Economía

Fondo Monetario Internacional

El Fondo Monetario Internacional es, después de todo, un gigantesco banco. Y como todo banco grande, se dedica a robar a los pobres para dar a los ricos. Como decían los viejos izquierdistas: es un Hood Robin porque hace exactamente lo contrario de lo que hacía Robin Hood.

Si usted se toma la molestia de leer los objetivos de esta institución multilateral encontrará un cuento de hadas: su propósito es auspiciar la estabilidad económica mundial, facilitar la expansión equilibrada del comercio internacional, fomentar la estabilidad cambiaria y ayudar a las naciones que caigan en dificultades financieras.

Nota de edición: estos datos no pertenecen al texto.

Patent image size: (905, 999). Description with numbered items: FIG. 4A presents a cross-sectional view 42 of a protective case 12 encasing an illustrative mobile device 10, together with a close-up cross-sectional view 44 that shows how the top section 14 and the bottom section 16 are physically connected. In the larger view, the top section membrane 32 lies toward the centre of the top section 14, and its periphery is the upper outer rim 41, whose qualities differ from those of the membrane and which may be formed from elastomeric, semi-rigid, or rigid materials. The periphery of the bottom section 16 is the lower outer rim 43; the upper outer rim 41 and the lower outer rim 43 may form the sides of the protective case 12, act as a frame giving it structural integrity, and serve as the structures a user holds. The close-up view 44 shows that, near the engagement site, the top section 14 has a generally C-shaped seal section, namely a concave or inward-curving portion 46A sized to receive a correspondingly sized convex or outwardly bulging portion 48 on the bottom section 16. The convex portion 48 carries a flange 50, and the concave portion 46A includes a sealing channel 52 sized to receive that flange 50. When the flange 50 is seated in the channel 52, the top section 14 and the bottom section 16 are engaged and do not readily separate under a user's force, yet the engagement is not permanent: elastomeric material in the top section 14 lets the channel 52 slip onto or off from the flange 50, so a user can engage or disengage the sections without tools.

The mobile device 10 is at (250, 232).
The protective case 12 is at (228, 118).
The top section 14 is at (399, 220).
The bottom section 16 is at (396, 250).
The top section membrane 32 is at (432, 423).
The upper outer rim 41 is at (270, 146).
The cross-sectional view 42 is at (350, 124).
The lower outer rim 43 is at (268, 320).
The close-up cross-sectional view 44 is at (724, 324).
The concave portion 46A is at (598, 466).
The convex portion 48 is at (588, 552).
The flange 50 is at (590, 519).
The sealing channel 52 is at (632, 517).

Pero si usted se toma otra molestia, la de estudiar un poco para qué ha servido el FMI en sus 70 años de existencia (y especialmente durante los últimos 30, desde que comenzó el reinado intelectual y fáctico del neoliberalismo en el mundo), comprobará que ese enorme aparato global solo sirve para lo ya dicho: quitar a los que menos tienen para poner más buchones a los que ya tienen mucho.

Seamos justos: no se trata de satanizar al organismo en particular, sino de verlo como expresión —sin duda, satánica— del capitalismo que hasta san Juan Pablo llamó salvaje.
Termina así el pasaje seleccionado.